His response was to ignore the situation entirely. In fact, his voice was so steady as he said to Cooper, “I’m sorry, Sir, I didn’t realize you had company,” that I almost believed he hadn’t seen anything at all. It was only the way his eyes lingered on me as he spoke that made me think otherwise.
I shivered and looked away. Unlike everyone else who’d ever met them, I didn’t feel unsettled by Haverford’s strange, amber eyes. (Wolf eyes, some called them). Instead, I felt… stripped bare. Naked.
I wasn’t exactly a stranger to being attracted to other men, but few of them had ever made me feel the way Haverford could with a single glance: like a nervous schoolboy with a crush. The first time I’d ever seen him, he’d been leading the men in PT back home. His short crop of mouse-brown hair was damp with perspiration, and I could see the interplay of every muscle in his back beneath the thinning strands of his T-shirt….
The harsh bark of Captain Cooper’s laugh interrupted my fantasy.
“Kid,” he said. “You’re a whiz on the battlefield, but you’ve got a lot to learn about the way things work around here. That’s”—he gestured to me—“not company. That’s a poor excuse for a sergeant who was just about to take his fat ass elsewhere. Weren’t you, Costa?”

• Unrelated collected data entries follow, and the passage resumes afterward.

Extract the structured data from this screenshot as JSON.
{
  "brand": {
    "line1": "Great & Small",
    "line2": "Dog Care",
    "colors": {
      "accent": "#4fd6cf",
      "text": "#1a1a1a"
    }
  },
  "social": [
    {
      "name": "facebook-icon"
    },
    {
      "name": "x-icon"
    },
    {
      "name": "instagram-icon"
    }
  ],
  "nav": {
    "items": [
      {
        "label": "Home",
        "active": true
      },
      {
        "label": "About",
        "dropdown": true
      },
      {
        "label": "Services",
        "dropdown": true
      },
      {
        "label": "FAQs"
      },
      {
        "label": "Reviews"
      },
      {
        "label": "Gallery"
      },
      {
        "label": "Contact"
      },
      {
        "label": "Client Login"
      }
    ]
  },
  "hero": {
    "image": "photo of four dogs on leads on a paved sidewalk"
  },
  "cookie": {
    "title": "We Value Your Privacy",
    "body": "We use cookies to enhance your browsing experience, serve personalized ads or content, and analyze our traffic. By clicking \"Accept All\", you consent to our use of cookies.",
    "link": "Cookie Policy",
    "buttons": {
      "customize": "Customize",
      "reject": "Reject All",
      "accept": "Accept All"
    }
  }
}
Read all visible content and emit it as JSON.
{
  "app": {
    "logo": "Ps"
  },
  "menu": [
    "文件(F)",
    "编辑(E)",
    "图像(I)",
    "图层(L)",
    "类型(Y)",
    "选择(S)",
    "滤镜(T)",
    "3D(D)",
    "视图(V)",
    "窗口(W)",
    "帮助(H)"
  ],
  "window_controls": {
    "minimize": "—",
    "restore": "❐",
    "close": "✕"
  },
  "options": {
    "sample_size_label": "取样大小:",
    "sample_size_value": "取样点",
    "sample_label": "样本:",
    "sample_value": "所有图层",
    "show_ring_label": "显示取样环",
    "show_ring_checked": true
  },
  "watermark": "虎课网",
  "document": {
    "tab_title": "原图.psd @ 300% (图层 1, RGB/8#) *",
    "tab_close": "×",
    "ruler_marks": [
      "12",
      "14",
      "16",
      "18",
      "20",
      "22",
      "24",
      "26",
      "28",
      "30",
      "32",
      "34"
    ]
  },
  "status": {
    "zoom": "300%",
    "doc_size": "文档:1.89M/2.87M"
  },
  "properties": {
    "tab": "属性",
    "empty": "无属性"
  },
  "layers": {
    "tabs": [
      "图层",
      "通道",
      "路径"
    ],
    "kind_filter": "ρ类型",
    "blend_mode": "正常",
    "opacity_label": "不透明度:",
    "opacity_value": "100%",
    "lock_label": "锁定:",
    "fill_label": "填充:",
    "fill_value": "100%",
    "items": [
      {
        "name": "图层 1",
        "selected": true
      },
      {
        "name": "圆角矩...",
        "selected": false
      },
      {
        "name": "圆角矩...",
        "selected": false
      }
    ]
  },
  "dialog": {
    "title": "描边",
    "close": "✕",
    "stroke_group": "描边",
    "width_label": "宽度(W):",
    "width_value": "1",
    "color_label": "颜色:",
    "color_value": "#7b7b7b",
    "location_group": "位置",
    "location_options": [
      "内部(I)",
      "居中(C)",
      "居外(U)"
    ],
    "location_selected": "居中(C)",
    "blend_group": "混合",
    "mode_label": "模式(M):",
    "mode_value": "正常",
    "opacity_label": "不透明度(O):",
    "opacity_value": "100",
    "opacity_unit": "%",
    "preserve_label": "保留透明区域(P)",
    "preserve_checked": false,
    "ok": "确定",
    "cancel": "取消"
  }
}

I recognized a dismissal when I heard one.
“Sir,” I said, standing. I brought my heels together at attention and hoped my salute met with Haverford’s seal of approval. His eyes were hard on the small of my back as I turned and left the tent.
When I stepped outside, a chilly blast of night air slapped my face. It was a welcome distraction from the heat of the LT’s gaze. I stuffed my hands beneath my armpits and began the long trek back to the shop. It would be good to get a head start on some work. Tomorrow I had a long day ahead of me and no booze to face it on.